I just wrote about the total engine failure training scenarios on my blog as well, but your IMC what-if scenario made me think of a related question: why don't the MFDs in airliners have the option of displaying some terrain features (like rivers and lakes, for example)?

You can get this basic information from a $500 Garmin handheld aviation GPS.

If the dual engine failure HAD happened in IMC, that's the sort of data which could have allowed a pilot to make it to the Hudson River, even in IMC. It would have been far more dicey, but at least the pilots would have had a shot at it.

Displaying these things on an MFD might also prevent pilots from landing at the wrong airport during a visual approach. I saw that happen at Marana Regional in December. A 757 landed at AVQ instead of Pinal Airpark, where they were taking their 757 to be placed in long-term storage. Quite a sight: aerobatic competitors and their aircraft scattering at the sight of this huge airliner landing at the wrong airport... and in the wrong direction, too.

Anonymous said...

@Ron:

Putting terrain features on an MFD to 10m accuracy isn't hugely difficult. It just takes money and a large database. The very hard part is using that information fly survivable IFR approach with enough precision to ditch in the river and not hit e.g. the skyscraper next to it.

Anonymous said...

Agree with your comment about Captain Dave saying "only a handful could pull this off". Many experienced pilots (who understand that gliding leaves little error)probably would have had the same outcome. The key was that Sully wasted no time in the decision making of where to land and that was the key ingredient to the success of this story. Trying to stretch it to TEB gives me the chills....no thank you. Heck they probably would have asked him to contact clearance for the delay program. ;-)

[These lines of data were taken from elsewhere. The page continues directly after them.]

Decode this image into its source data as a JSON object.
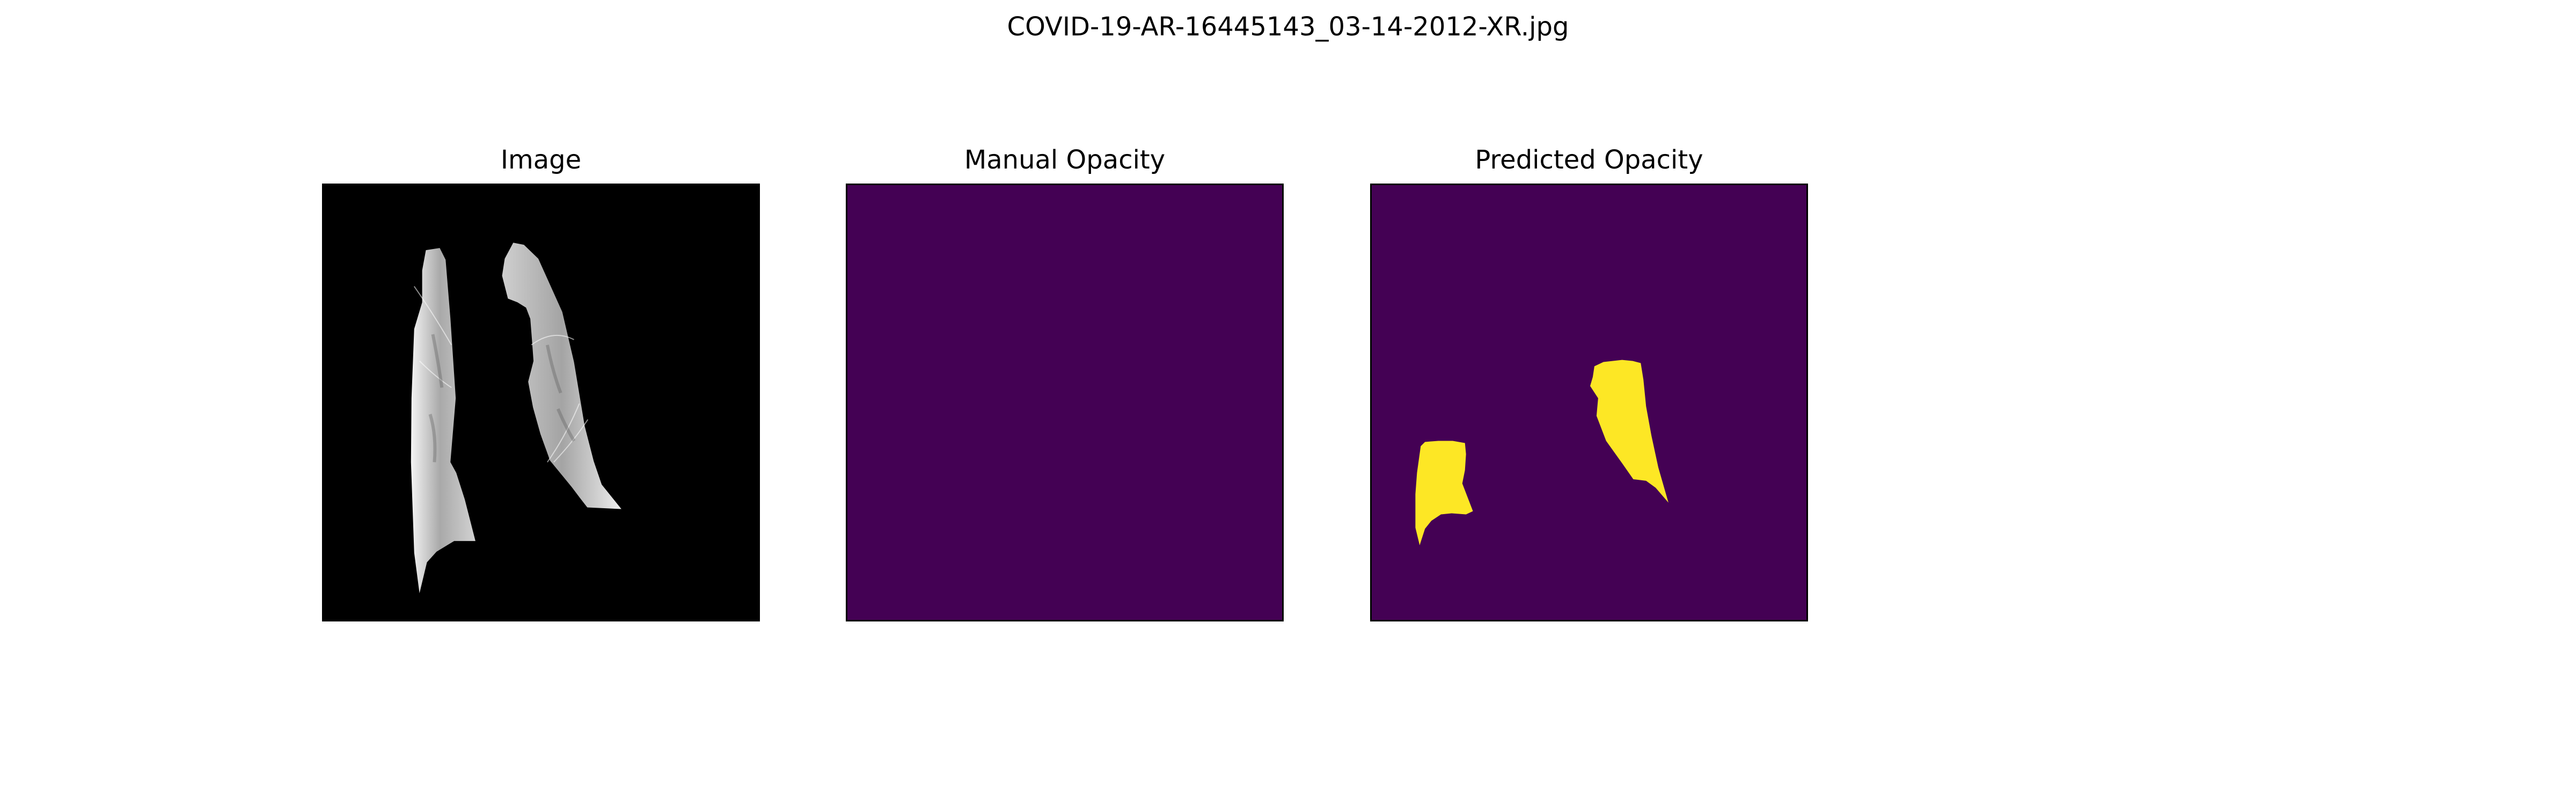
{
  "figure": {
    "title": "COVID-19-AR-16445143_03-14-2012-XR.jpg"
  },
  "panels": [
    {
      "title": "Image",
      "content": "chest-xray-lungs",
      "background": "#000000"
    },
    {
      "title": "Manual Opacity",
      "content": "empty-mask",
      "background": "#440154"
    },
    {
      "title": "Predicted Opacity",
      "content": "opacity-mask",
      "background": "#440154",
      "foreground": "#fde725"
    }
  ]
}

Don't get me wrong, Capt. Sully did a great job but it wasn't a superman effort that only few could have matched. Who says pilots make too much money?

Great blog!!

ambrosen said...

What do you think about Captain Dave saying about it taking a fair bit of expertise to make sure that both engines hit the water more or less together, otherwise one would have dug in. Do you think that's particularly expert to do that with both engines out?

Steven Pam said...

Sam,

Great post, thanks.

I agree wholeheartedly that this story is not about a moment of heroism - it's about airmanship; a lifetime of training; and a legacy of training and safety systems left behind by our aviating forefathers/mothers.

Cheers,
Steven

Anonymous said...

I'm suffering from FL250 withdrawal.

Sam Weigel said...

Haha sorry dude. Lots going on. I'll get a post or three up pretty soon!

--Sam

Anonymous said...

:) looking forward to it! I know you're busy.